自分の容姿について、妙に自信ありげな人がいる。キメ顔で写真に収まっている人を見ると、思わず「ナルシストめ…」と心で毒づいてしまうのは筆者だけではあるまい。
程度にもよるけれど、容姿に自信を持っていることが透けて見えると、やはりどこか滑稽に見えるもの。…もっとも、そう考えてしまうのは、十人並みのルックスで生まれてきた者のひがみだろうか?
「それは意外と、他人のことを言えないかもしれませんよ。人は誰しも、無自覚に自分の顔には良い点数をつけていることを示す、心理学的なデータが存在するんです。自分としては謙虚なつもりでいても、実物以上の評価を自分の容姿に与えている可能性は低くありません」
そう語るのは、心理学者の内藤誼人先生だ。これは次のような実験で明らかになっているという。

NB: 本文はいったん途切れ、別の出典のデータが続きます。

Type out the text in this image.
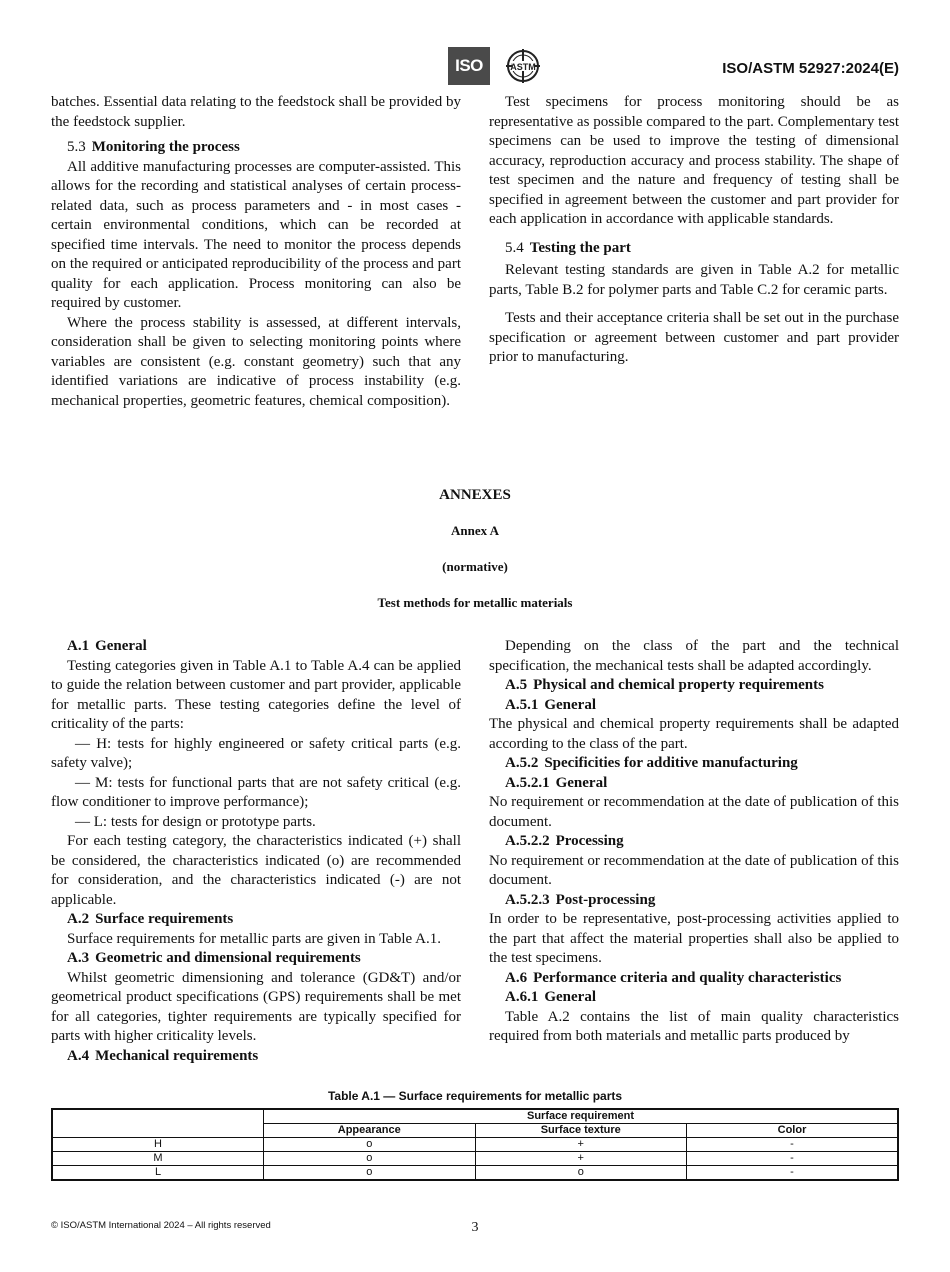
ISO	ASTM	ISO/ASTM 52927:2024(E)

batches. Essential data relating to the feedstock shall be provided by the feedstock supplier.

5.3 Monitoring the process

All additive manufacturing processes are computer-assisted. This allows for the recording and statistical analyses of certain process-related data, such as process parameters and - in most cases - certain environmental conditions, which can be recorded at specified time intervals. The need to monitor the process depends on the required or anticipated reproducibility of the process and part quality for each application. Process monitoring can also be required by customer.

Where the process stability is assessed, at different intervals, consideration shall be given to selecting monitoring points where variables are consistent (e.g. constant geometry) such that any identified variations are indicative of process instability (e.g. mechanical properties, geometric features, chemical composition).

Test specimens for process monitoring should be as representative as possible compared to the part. Complementary test specimens can be used to improve the testing of dimensional accuracy, reproduction accuracy and process stability. The shape of test specimen and the nature and frequency of testing shall be specified in agreement between the customer and part provider for each application in accordance with applicable standards.

5.4 Testing the part

Relevant testing standards are given in Table A.2 for metallic parts, Table B.2 for polymer parts and Table C.2 for ceramic parts.

Tests and their acceptance criteria shall be set out in the purchase specification or agreement between customer and part provider prior to manufacturing.

ANNEXES
Annex A
(normative)
Test methods for metallic materials
A.1 General

Testing categories given in Table A.1 to Table A.4 can be applied to guide the relation between customer and part provider, applicable for metallic parts. These testing categories define the level of criticality of the parts:

— H: tests for highly engineered or safety critical parts (e.g. safety valve);

— M: tests for functional parts that are not safety critical (e.g. flow conditioner to improve performance);

— L: tests for design or prototype parts.

For each testing category, the characteristics indicated (+) shall be considered, the characteristics indicated (o) are recommended for consideration, and the characteristics indicated (-) are not applicable.

A.2 Surface requirements

Surface requirements for metallic parts are given in Table A.1.

A.3 Geometric and dimensional requirements

Whilst geometric dimensioning and tolerance (GD&T) and/or geometrical product specifications (GPS) requirements shall be met for all categories, tighter requirements are typically specified for parts with higher criticality levels.

A.4 Mechanical requirements

Depending on the class of the part and the technical specification, the mechanical tests shall be adapted accordingly.

A.5 Physical and chemical property requirements
A.5.1 General

The physical and chemical property requirements shall be adapted according to the class of the part.

A.5.2 Specificities for additive manufacturing
A.5.2.1 General

No requirement or recommendation at the date of publication of this document.

A.5.2.2 Processing

No requirement or recommendation at the date of publication of this document.

A.5.2.3 Post-processing

In order to be representative, post-processing activities applied to the part that affect the material properties shall also be applied to the test specimens.

A.6 Performance criteria and quality characteristics
A.6.1 General

Table A.2 contains the list of main quality characteristics required from both materials and metallic parts produced by

Table A.1 — Surface requirements for metallic parts
	Surface requirement		
	Appearance	Surface texture	Color
H	o	+	-
M	o	+	-
L	o	o	-
© ISO/ASTM International 2024 – All rights reserved	3
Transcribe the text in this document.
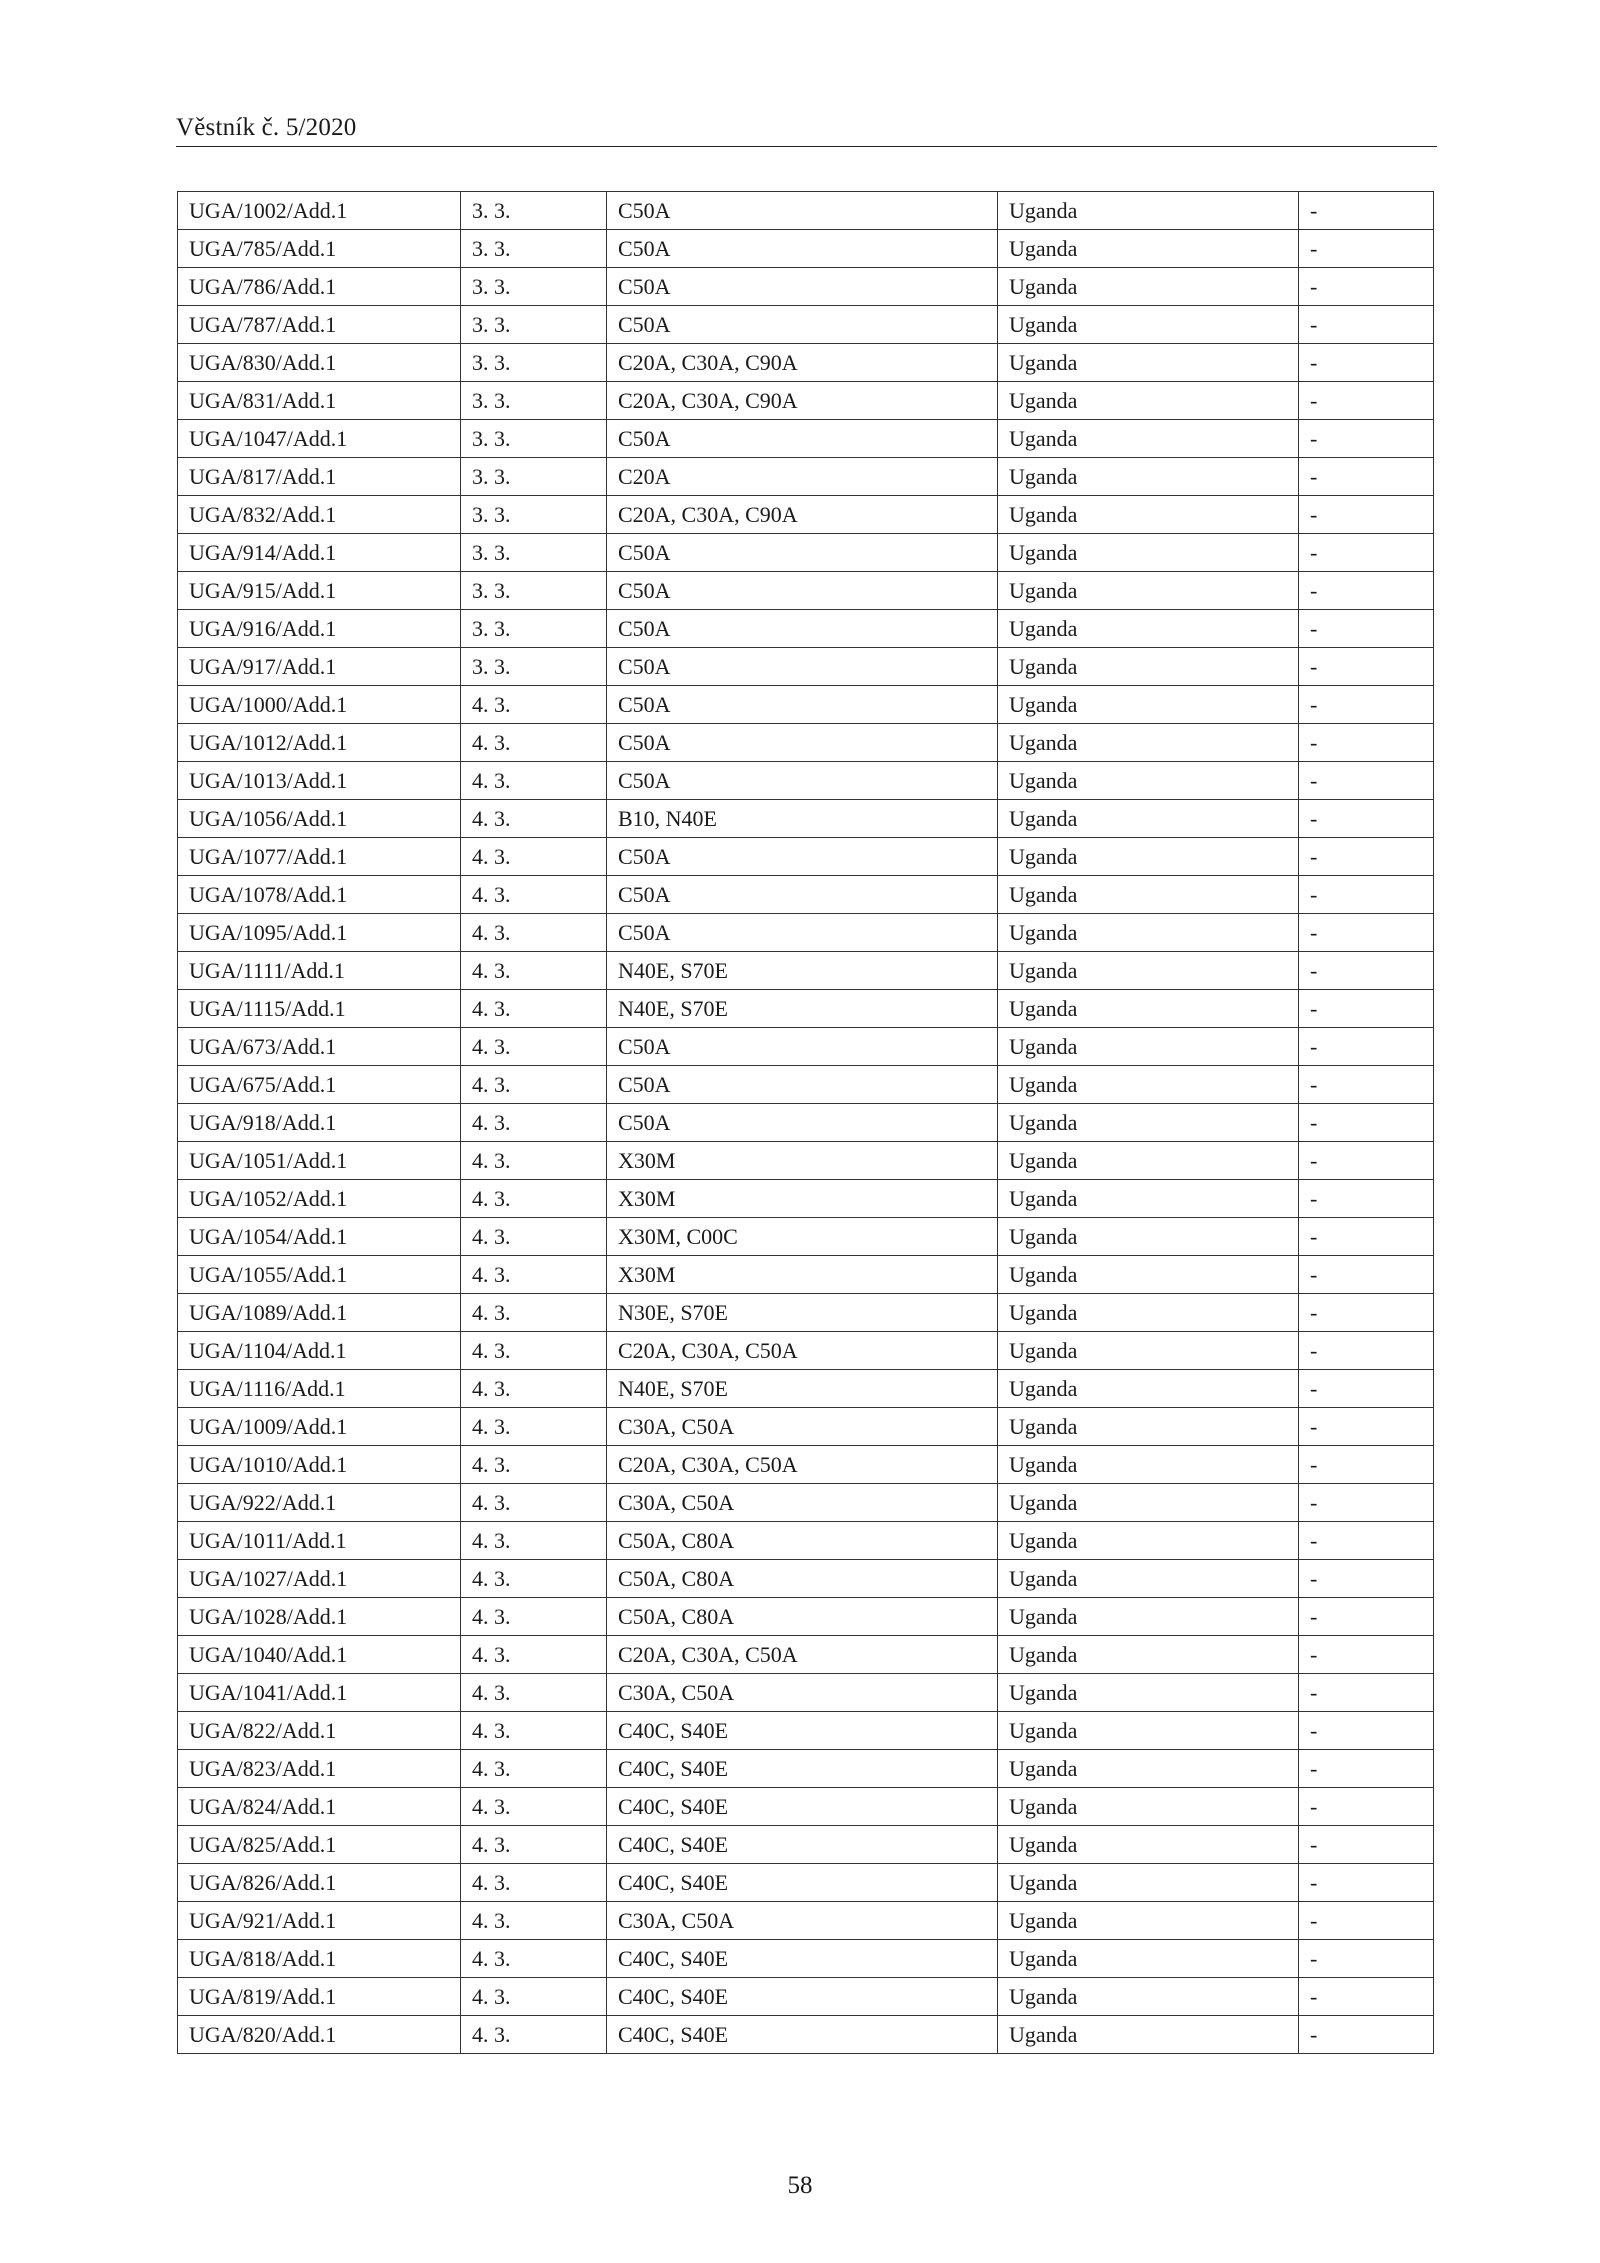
Věstník č. 5/2020
UGA/1002/Add.1	3. 3.	C50A	Uganda	-
UGA/785/Add.1	3. 3.	C50A	Uganda	-
UGA/786/Add.1	3. 3.	C50A	Uganda	-
UGA/787/Add.1	3. 3.	C50A	Uganda	-
UGA/830/Add.1	3. 3.	C20A, C30A, C90A	Uganda	-
UGA/831/Add.1	3. 3.	C20A, C30A, C90A	Uganda	-
UGA/1047/Add.1	3. 3.	C50A	Uganda	-
UGA/817/Add.1	3. 3.	C20A	Uganda	-
UGA/832/Add.1	3. 3.	C20A, C30A, C90A	Uganda	-
UGA/914/Add.1	3. 3.	C50A	Uganda	-
UGA/915/Add.1	3. 3.	C50A	Uganda	-
UGA/916/Add.1	3. 3.	C50A	Uganda	-
UGA/917/Add.1	3. 3.	C50A	Uganda	-
UGA/1000/Add.1	4. 3.	C50A	Uganda	-
UGA/1012/Add.1	4. 3.	C50A	Uganda	-
UGA/1013/Add.1	4. 3.	C50A	Uganda	-
UGA/1056/Add.1	4. 3.	B10, N40E	Uganda	-
UGA/1077/Add.1	4. 3.	C50A	Uganda	-
UGA/1078/Add.1	4. 3.	C50A	Uganda	-
UGA/1095/Add.1	4. 3.	C50A	Uganda	-
UGA/1111/Add.1	4. 3.	N40E, S70E	Uganda	-
UGA/1115/Add.1	4. 3.	N40E, S70E	Uganda	-
UGA/673/Add.1	4. 3.	C50A	Uganda	-
UGA/675/Add.1	4. 3.	C50A	Uganda	-
UGA/918/Add.1	4. 3.	C50A	Uganda	-
UGA/1051/Add.1	4. 3.	X30M	Uganda	-
UGA/1052/Add.1	4. 3.	X30M	Uganda	-
UGA/1054/Add.1	4. 3.	X30M, C00C	Uganda	-
UGA/1055/Add.1	4. 3.	X30M	Uganda	-
UGA/1089/Add.1	4. 3.	N30E, S70E	Uganda	-
UGA/1104/Add.1	4. 3.	C20A, C30A, C50A	Uganda	-
UGA/1116/Add.1	4. 3.	N40E, S70E	Uganda	-
UGA/1009/Add.1	4. 3.	C30A, C50A	Uganda	-
UGA/1010/Add.1	4. 3.	C20A, C30A, C50A	Uganda	-
UGA/922/Add.1	4. 3.	C30A, C50A	Uganda	-
UGA/1011/Add.1	4. 3.	C50A, C80A	Uganda	-
UGA/1027/Add.1	4. 3.	C50A, C80A	Uganda	-
UGA/1028/Add.1	4. 3.	C50A, C80A	Uganda	-
UGA/1040/Add.1	4. 3.	C20A, C30A, C50A	Uganda	-
UGA/1041/Add.1	4. 3.	C30A, C50A	Uganda	-
UGA/822/Add.1	4. 3.	C40C, S40E	Uganda	-
UGA/823/Add.1	4. 3.	C40C, S40E	Uganda	-
UGA/824/Add.1	4. 3.	C40C, S40E	Uganda	-
UGA/825/Add.1	4. 3.	C40C, S40E	Uganda	-
UGA/826/Add.1	4. 3.	C40C, S40E	Uganda	-
UGA/921/Add.1	4. 3.	C30A, C50A	Uganda	-
UGA/818/Add.1	4. 3.	C40C, S40E	Uganda	-
UGA/819/Add.1	4. 3.	C40C, S40E	Uganda	-
UGA/820/Add.1	4. 3.	C40C, S40E	Uganda	-
58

「米シカゴ大学の心理学者ニコラス・エプリー氏は、被験者となる大学生男女の顔写真を撮影し、CG処理を施して、一般的に魅力的だとされる顔に1割近づけたもの、2割近づけたもの…というふうに、5割増までの5パターンを作成しました。同様に、醜いとされる顔に近づけた写真も5パターン作成。元のオリジナルを含めて計11枚の顔写真を被験者に見せて、本人に“どれが本当の自分の姿か?”とアンケート調査を行ないました」
ちなみに魅力の判断基準は、あらかじめ膨大な顔写真のサンプルをもとに、一般的に魅力的と思われる顔と、醜いとされる顔の傾向をデータ化したもの。その結果、興味深い事実が浮き彫りになったという。
「回答を集計したところ、もっとも多かったのは“魅力1割増”の自分の顔写真を選んだ人で、これは全体の全体の35%にのぼりました。次いで、オリジナルと “魅力1割減”の写真を選んだ人がそれぞれ20%ほど。その他の被験者は、ほとんど実物よりも魅力が割り増しされた写真を選んだそうなのです。この結果からすると、人は自分の容姿を過大評価する傾向があることは否めません」
内藤先生によれば、“魅力3割増”の写真を選んだ人も10%ほど存在しているという。これはさすがに極端にしても、謙虚な人間でいるためには、日頃から自己評価を1割減らして考えておくのが無難なのかも…。
※当記事は2016年02月29日に掲載されたものであり、掲載内容はその時点の情報です。時間の経過と共に情報が変化していることもあります。